Advocates of strong campaign finance regulations have predicted that a court ruling against the limits would lead to a flood of corporate and union money in federal campaigns as early as this year’s elections in November.

The opinion goes to the heart of laws dating back to the Gilded Age of the early 20th century, when Congress passed the Tillman Act in 1907 to banned corporations from donating money directly to federal candidates. Although that prohibition stands, the same cannot be said for much of the centurylong effort that followed to separate politics from corporate money.

In American politics, unions tend to support Democratic candidates and causes, and industry generally prefers candidates and causes supported by Republicans

The decision’s most immediate effect is to allow corporations and unions to sponsor political ads right up to the moment of an election, and to allow them to advocate for the election or defeat of a candidate. In presidential elections and in highly contested congressional contests, that could mean a dramatic increase in television advertising competing for time and public attention.

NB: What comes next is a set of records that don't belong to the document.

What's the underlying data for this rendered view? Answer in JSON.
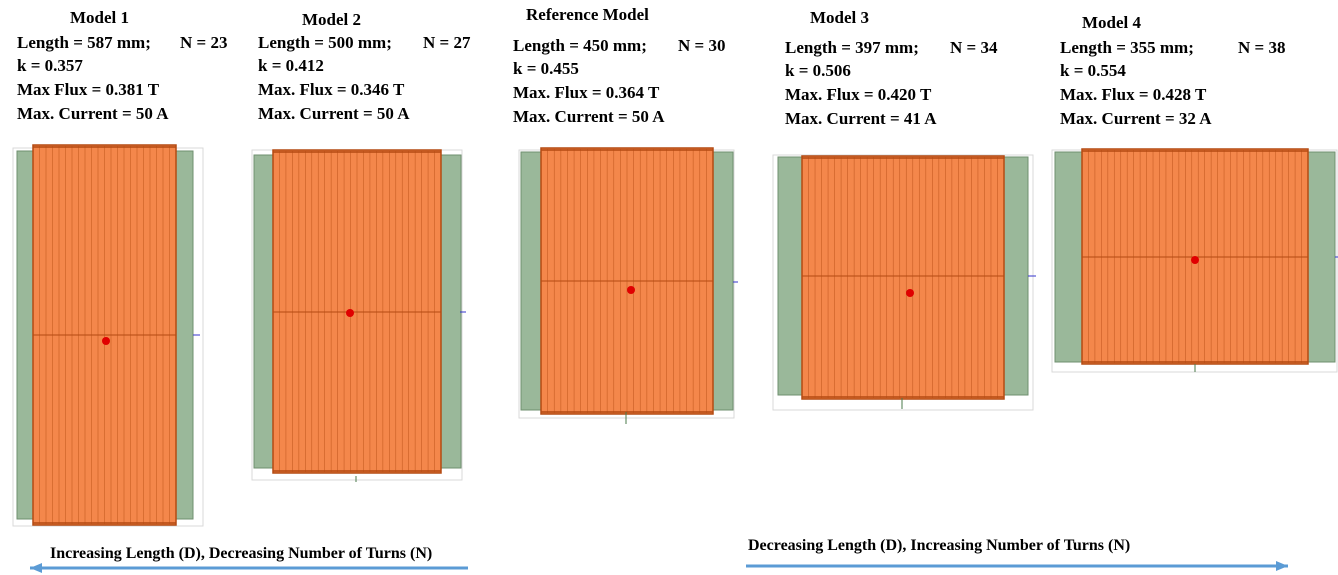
{
  "models": [
    {
      "title": "Model 1",
      "length": "Length = 587 mm;",
      "turns": "N = 23",
      "k": "k = 0.357",
      "flux": "Max Flux = 0.381 T",
      "current": "Max. Current = 50 A"
    },
    {
      "title": "Model 2",
      "length": "Length = 500 mm;",
      "turns": "N = 27",
      "k": "k = 0.412",
      "flux": "Max. Flux = 0.346 T",
      "current": "Max. Current = 50 A"
    },
    {
      "title": "Reference Model",
      "length": "Length = 450 mm;",
      "turns": "N = 30",
      "k": "k = 0.455",
      "flux": "Max. Flux = 0.364 T",
      "current": "Max. Current = 50 A"
    },
    {
      "title": "Model 3",
      "length": "Length = 397 mm;",
      "turns": "N = 34",
      "k": "k = 0.506",
      "flux": "Max. Flux = 0.420 T",
      "current": "Max. Current = 41 A"
    },
    {
      "title": "Model 4",
      "length": "Length = 355 mm;",
      "turns": "N = 38",
      "k": "k = 0.554",
      "flux": "Max. Flux = 0.428 T",
      "current": "Max. Current = 32 A"
    }
  ],
  "arrows": {
    "left": "Increasing Length (D), Decreasing Number of Turns (N)",
    "right": "Decreasing Length (D), Increasing Number of Turns (N)"
  },
  "colors": {
    "coil": "#f4874b",
    "coil_line": "#b44a12",
    "core": "#9ab89a",
    "core_edge": "#6f8f6f",
    "marker": "#e00000",
    "arrow": "#5b9bd5",
    "axis": "#3333cc"
  }
}
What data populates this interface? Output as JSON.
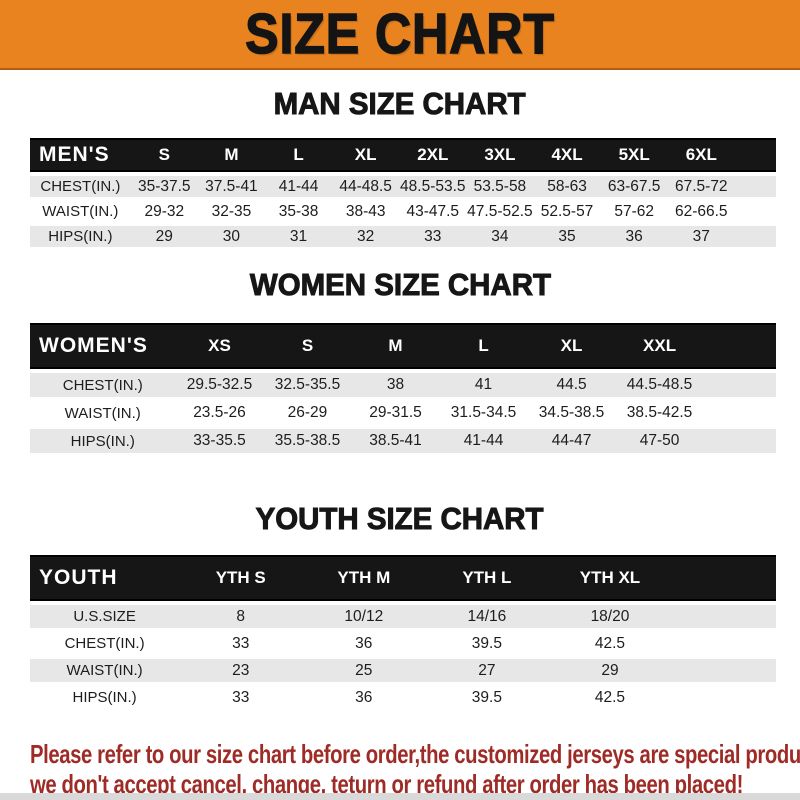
{
  "banner": {
    "title": "SIZE CHART",
    "bg": "#E8831F",
    "text_color": "#141414"
  },
  "sections": [
    {
      "id": "men",
      "heading": "MAN SIZE CHART",
      "table": {
        "label": "MEN'S",
        "columns": [
          "S",
          "M",
          "L",
          "XL",
          "2XL",
          "3XL",
          "4XL",
          "5XL",
          "6XL"
        ],
        "rows": [
          {
            "label": "CHEST(IN.)",
            "values": [
              "35-37.5",
              "37.5-41",
              "41-44",
              "44-48.5",
              "48.5-53.5",
              "53.5-58",
              "58-63",
              "63-67.5",
              "67.5-72"
            ]
          },
          {
            "label": "WAIST(IN.)",
            "values": [
              "29-32",
              "32-35",
              "35-38",
              "38-43",
              "43-47.5",
              "47.5-52.5",
              "52.5-57",
              "57-62",
              "62-66.5"
            ]
          },
          {
            "label": "HIPS(IN.)",
            "values": [
              "29",
              "30",
              "31",
              "32",
              "33",
              "34",
              "35",
              "36",
              "37"
            ]
          }
        ]
      }
    },
    {
      "id": "women",
      "heading": "WOMEN SIZE CHART",
      "table": {
        "label": "WOMEN'S",
        "columns": [
          "XS",
          "S",
          "M",
          "L",
          "XL",
          "XXL"
        ],
        "rows": [
          {
            "label": "CHEST(IN.)",
            "values": [
              "29.5-32.5",
              "32.5-35.5",
              "38",
              "41",
              "44.5",
              "44.5-48.5"
            ]
          },
          {
            "label": "WAIST(IN.)",
            "values": [
              "23.5-26",
              "26-29",
              "29-31.5",
              "31.5-34.5",
              "34.5-38.5",
              "38.5-42.5"
            ]
          },
          {
            "label": "HIPS(IN.)",
            "values": [
              "33-35.5",
              "35.5-38.5",
              "38.5-41",
              "41-44",
              "44-47",
              "47-50"
            ]
          }
        ]
      }
    },
    {
      "id": "youth",
      "heading": "YOUTH SIZE CHART",
      "table": {
        "label": "YOUTH",
        "columns": [
          "YTH S",
          "YTH M",
          "YTH L",
          "YTH XL"
        ],
        "rows": [
          {
            "label": "U.S.SIZE",
            "values": [
              "8",
              "10/12",
              "14/16",
              "18/20"
            ]
          },
          {
            "label": "CHEST(IN.)",
            "values": [
              "33",
              "36",
              "39.5",
              "42.5"
            ]
          },
          {
            "label": "WAIST(IN.)",
            "values": [
              "23",
              "25",
              "27",
              "29"
            ]
          },
          {
            "label": "HIPS(IN.)",
            "values": [
              "33",
              "36",
              "39.5",
              "42.5"
            ]
          }
        ]
      }
    }
  ],
  "disclaimer": {
    "lines": [
      "Please refer to our size chart before order,the customized jerseys are special products,",
      "we don't accept cancel, change, teturn or refund after order has been placed!"
    ],
    "color": "#9E2B26"
  },
  "style_colors": {
    "header_row_bg": "#161616",
    "shaded_row_bg": "#E7E7E7",
    "bottom_strip": "#D9D9D9"
  }
}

In the long term, corporations, their industry associations and labor unions are free to tap their treasuries to assist candidates, although the spending may not be coordinated with the candidates.

Ben Ginsberg, a Republican attorney who has represented several of the party’s presidential campaigns. “If corporations and unions can give unlimited amounts, … it means that the public debate is significantly changed with a lot more voices and it means that the loudest voices are going to be corporations and unions.”